La ineptitud y la burocracia venezolana
Siempre sostuve que el país alcanzaría los horizontes del primer mundo cuando entregaran la cédula de identidad el mismo día en que se solicitara. ¡Hoy sé que no es necesariamente así! Se obtiene la cédula con rapidez porque existe una tecnología que si bien no es nuestra al menos hace posible lo que antes habríamos calificado de “¡milagro!”. El infierno tercermundista, en todo caso, se reafirma: hay que levantarse de madrugada, hacer una cola humillante, conseguir el número que asegura que vas a sacar la cédula o el pasaporte sin saber que el trámite se interrumpirá porque se cayó el sistema o hay que repetir la pesadilla porque en la cédula saliste como colombiano.
La ineptitud y la burocracia venezolanas, crecientes bajo el populismo bolivariano, siempre han sido una rémora para que el país fluya razonablemente.
La secretaria en la oficina pública se mira la uñas y escucha al desesperado contribuyente que ha sido enviado de aquí para allá: “Entonces, ¿qué hago?”. Ella acerca sus dedos a la boca, sopla, alza ligeramente los hombros y sin mirarlo dice: “¡Asunto!”, sintetizando la frase que su indolencia mental le impide pronunciar: “¡No es asunto mío!”.
Se suceden las repúblicas, tropezamos con militares obtusos, oímos promesas, volvemos a votar en las elecciones; el tiempo pasa sin dignarse a ver a un país engañado por sus autoridades, y mientras persiste el descalabro, la burocracia se muestra espléndida y satisfecha como las gordas mujeres de Rubens o de Botero porque sabe que no protestamos, que no hacemos valer nuestros derechos.
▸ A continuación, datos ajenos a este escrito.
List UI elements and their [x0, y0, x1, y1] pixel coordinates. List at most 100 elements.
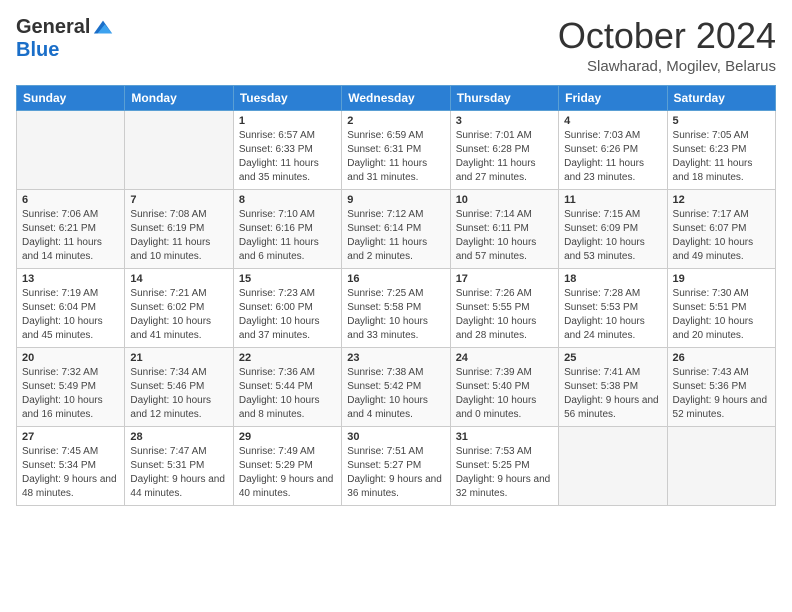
day-info: Sunrise: 7:47 AM Sunset: 5:31 PM Dayligh… — [130, 445, 227, 501]
day-number: 27 — [22, 431, 119, 443]
table-row: 4Sunrise: 7:03 AM Sunset: 6:26 PM Daylig… — [559, 110, 667, 189]
table-row: 18 Sunrise: 7:28 AM Sunset: 5:53 PM Dayli… — [559, 268, 667, 347]
table-row: 27 Sunrise: 7:45 AM Sunset: 5:34 PM Dayli… — [17, 426, 125, 505]
day-number: 10 — [456, 194, 553, 206]
day-number: 26 — [673, 352, 770, 364]
calendar-week-5: 27 Sunrise: 7:45 AM Sunset: 5:34 PM Dayli… — [17, 426, 776, 505]
calendar-body: 1 Sunrise: 6:57 AM Sunset: 6:33 PM Daylig… — [17, 110, 776, 505]
table-row: 23 Sunrise: 7:38 AM Sunset: 5:42 PM Dayli… — [342, 347, 450, 426]
day-info: Sunrise: 6:57 AM Sunset: 6:33 PM Dayligh… — [239, 129, 336, 185]
logo-icon — [92, 17, 114, 39]
day-info: Sunrise: 7:17 AM Sunset: 6:07 PM Dayligh… — [673, 208, 770, 264]
day-number: 28 — [130, 431, 227, 443]
day-number: 23 — [347, 352, 444, 364]
day-number: 9 — [347, 194, 444, 206]
table-row — [559, 426, 667, 505]
table-row: 1 Sunrise: 6:57 AM Sunset: 6:33 PM Daylig… — [233, 110, 341, 189]
day-info: Sunrise: 7:39 AM Sunset: 5:40 PM Dayligh… — [456, 366, 553, 422]
day-info: Sunrise: 7:49 AM Sunset: 5:29 PM Dayligh… — [239, 445, 336, 501]
table-row: 29Sunrise: 7:49 AM Sunset: 5:29 PM Dayli… — [233, 426, 341, 505]
table-row: 22Sunrise: 7:36 AM Sunset: 5:44 PM Dayli… — [233, 347, 341, 426]
day-number: 17 — [456, 273, 553, 285]
day-number: 8 — [239, 194, 336, 206]
table-row: 8Sunrise: 7:10 AM Sunset: 6:16 PM Daylig… — [233, 189, 341, 268]
table-row: 10 Sunrise: 7:14 AM Sunset: 6:11 PM Dayli… — [450, 189, 558, 268]
day-info: Sunrise: 7:32 AM Sunset: 5:49 PM Dayligh… — [22, 366, 119, 422]
header-monday: Monday — [125, 85, 233, 110]
day-info: Sunrise: 7:45 AM Sunset: 5:34 PM Dayligh… — [22, 445, 119, 501]
table-row: 11Sunrise: 7:15 AM Sunset: 6:09 PM Dayli… — [559, 189, 667, 268]
header-sunday: Sunday — [17, 85, 125, 110]
day-info: Sunrise: 7:30 AM Sunset: 5:51 PM Dayligh… — [673, 287, 770, 343]
day-number: 3 — [456, 115, 553, 127]
table-row: 25 Sunrise: 7:41 AM Sunset: 5:38 PM Dayli… — [559, 347, 667, 426]
table-row — [125, 110, 233, 189]
day-info: Sunrise: 7:41 AM Sunset: 5:38 PM Dayligh… — [564, 366, 661, 422]
day-info: Sunrise: 7:28 AM Sunset: 5:53 PM Dayligh… — [564, 287, 661, 343]
day-number: 16 — [347, 273, 444, 285]
table-row: 20Sunrise: 7:32 AM Sunset: 5:49 PM Dayli… — [17, 347, 125, 426]
table-row: 24 Sunrise: 7:39 AM Sunset: 5:40 PM Dayli… — [450, 347, 558, 426]
day-info: Sunrise: 7:14 AM Sunset: 6:11 PM Dayligh… — [456, 208, 553, 264]
calendar-week-4: 20Sunrise: 7:32 AM Sunset: 5:49 PM Dayli… — [17, 347, 776, 426]
day-info: Sunrise: 7:15 AM Sunset: 6:09 PM Dayligh… — [564, 208, 661, 264]
logo: General Blue — [16, 16, 114, 62]
table-row: 16 Sunrise: 7:25 AM Sunset: 5:58 PM Dayli… — [342, 268, 450, 347]
day-number: 24 — [456, 352, 553, 364]
logo-general-text: General — [16, 16, 90, 39]
table-row: 31 Sunrise: 7:53 AM Sunset: 5:25 PM Dayli… — [450, 426, 558, 505]
day-info: Sunrise: 7:43 AM Sunset: 5:36 PM Dayligh… — [673, 366, 770, 422]
calendar-week-1: 1 Sunrise: 6:57 AM Sunset: 6:33 PM Daylig… — [17, 110, 776, 189]
table-row: 6Sunrise: 7:06 AM Sunset: 6:21 PM Daylig… — [17, 189, 125, 268]
day-number: 19 — [673, 273, 770, 285]
day-number: 1 — [239, 115, 336, 127]
day-number: 12 — [673, 194, 770, 206]
day-info: Sunrise: 7:19 AM Sunset: 6:04 PM Dayligh… — [22, 287, 119, 343]
table-row: 5Sunrise: 7:05 AM Sunset: 6:23 PM Daylig… — [667, 110, 775, 189]
month-title: October 2024 — [558, 16, 776, 56]
table-row: 21 Sunrise: 7:34 AM Sunset: 5:46 PM Dayli… — [125, 347, 233, 426]
day-info: Sunrise: 7:34 AM Sunset: 5:46 PM Dayligh… — [130, 366, 227, 422]
table-row — [667, 426, 775, 505]
title-block: October 2024 Slawharad, Mogilev, Belarus — [558, 16, 776, 75]
day-number: 15 — [239, 273, 336, 285]
day-number: 4 — [564, 115, 661, 127]
header-wednesday: Wednesday — [342, 85, 450, 110]
day-info: Sunrise: 6:59 AM Sunset: 6:31 PM Dayligh… — [347, 129, 444, 185]
calendar-table: Sunday Monday Tuesday Wednesday Thursday… — [16, 85, 776, 506]
day-number: 14 — [130, 273, 227, 285]
day-number: 21 — [130, 352, 227, 364]
location: Slawharad, Mogilev, Belarus — [558, 58, 776, 75]
table-row: 2Sunrise: 6:59 AM Sunset: 6:31 PM Daylig… — [342, 110, 450, 189]
day-info: Sunrise: 7:51 AM Sunset: 5:27 PM Dayligh… — [347, 445, 444, 501]
day-number: 22 — [239, 352, 336, 364]
day-number: 6 — [22, 194, 119, 206]
day-number: 13 — [22, 273, 119, 285]
table-row: 3 Sunrise: 7:01 AM Sunset: 6:28 PM Daylig… — [450, 110, 558, 189]
day-info: Sunrise: 7:26 AM Sunset: 5:55 PM Dayligh… — [456, 287, 553, 343]
day-info: Sunrise: 7:01 AM Sunset: 6:28 PM Dayligh… — [456, 129, 553, 185]
header-saturday: Saturday — [667, 85, 775, 110]
calendar-week-3: 13 Sunrise: 7:19 AM Sunset: 6:04 PM Dayli… — [17, 268, 776, 347]
table-row: 15 Sunrise: 7:23 AM Sunset: 6:00 PM Dayli… — [233, 268, 341, 347]
day-info: Sunrise: 7:53 AM Sunset: 5:25 PM Dayligh… — [456, 445, 553, 501]
day-number: 7 — [130, 194, 227, 206]
table-row: 13 Sunrise: 7:19 AM Sunset: 6:04 PM Dayli… — [17, 268, 125, 347]
day-info: Sunrise: 7:08 AM Sunset: 6:19 PM Dayligh… — [130, 208, 227, 264]
header-friday: Friday — [559, 85, 667, 110]
table-row: 14 Sunrise: 7:21 AM Sunset: 6:02 PM Dayli… — [125, 268, 233, 347]
day-number: 25 — [564, 352, 661, 364]
day-info: Sunrise: 7:25 AM Sunset: 5:58 PM Dayligh… — [347, 287, 444, 343]
day-info: Sunrise: 7:21 AM Sunset: 6:02 PM Dayligh… — [130, 287, 227, 343]
page-container: General Blue October 2024 Slawharad, Mog… — [0, 0, 792, 514]
day-info: Sunrise: 7:05 AM Sunset: 6:23 PM Dayligh… — [673, 129, 770, 185]
table-row — [17, 110, 125, 189]
table-row: 19 Sunrise: 7:30 AM Sunset: 5:51 PM Dayli… — [667, 268, 775, 347]
calendar-header-row: Sunday Monday Tuesday Wednesday Thursday… — [17, 85, 776, 110]
day-info: Sunrise: 7:38 AM Sunset: 5:42 PM Dayligh… — [347, 366, 444, 422]
day-number: 31 — [456, 431, 553, 443]
table-row: 12 Sunrise: 7:17 AM Sunset: 6:07 PM Dayli… — [667, 189, 775, 268]
day-info: Sunrise: 7:23 AM Sunset: 6:00 PM Dayligh… — [239, 287, 336, 343]
table-row: 9Sunrise: 7:12 AM Sunset: 6:14 PM Daylig… — [342, 189, 450, 268]
day-number: 18 — [564, 273, 661, 285]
Por eso me entusiasmé cuando unas señoras de la tercera edad comenzaron a amotinarse en el pasillo de una oficina de Pdvsa Gas. Protestaban porque estaban allí desde temprano, de pie, sin que nadie las atendiera y sin que recibieran alguna explicación de por qué demoraban en atender sus peticiones o reclamos.
La protesta se convirtió en tumulto cuando hacia las 11:30 de la mañana uno de los funcionarios anunció que cerraba la oficina porque se acercaba la hora del almuerzo. Una de las ancianas, con un brazo enyesado, gritó mostrando el aviso que señalaba el horario de trabajo; otra, encolerizada, daba golpes a una puerta. Me petrifiqué al ver a Belén, la madre de Rhazil, Boris y Valentina, convertida en un injerto de Dolores Ibarruri, la Pasionaria, con Luisa Cáceres de Arismendi pidiendo el paredón para los burócratas de Pdvsa Gas.
De pronto, fue como si se abatiera sobre el pasillo un huracán de maldiciones, mueras al chavismo, vituperios de toda naturaleza e intensidad y frases como: “¡Esto nos pasa por pendejas!”. “¡No vamos a votar más por este Gobierno!”. “¡Somos de la tercera edad!”.
Yo estaba allí acompañando a mi mujer, y un señor muy mayor y yo éramos los únicos varones. Enseguida me hice solidario con aquellas geriátricas Furias difíciles de apaciguar y grité con todas mis fuerzas: “¡De la tercera edad y estamos operadas!”.
Las mujeres callaron y un silencio de extrañeza y estupor se instaló en aquel pasillo desplazando al huracán de agravios. Todas, incluida mi mujer que fue la primera en hacerlo, voltearon a verme tratando de descifrar o verificar mi condición de mujer operada. ¿Qué podía hacer? Seguí gritando que era de la tercera edad y que por añadidura ¡estaba operada! Al menos, contribuí a llamar la atención de los funcionarios porque de inmediato convocaron al supervisor y éste prometió atendernos a todas sin importar la hora del almuerzo. Y las señoras se acercaron a felicitarme y a desearme lo mejor en mi nuevo estado. Desde aquel glorioso momento de protesta que sacudió acaso por primera vez y con firmeza la burocracia bolivariana, mi mujer no deja de mirarme de reojo como si ya no fuese el mismo… ¡después de la operación!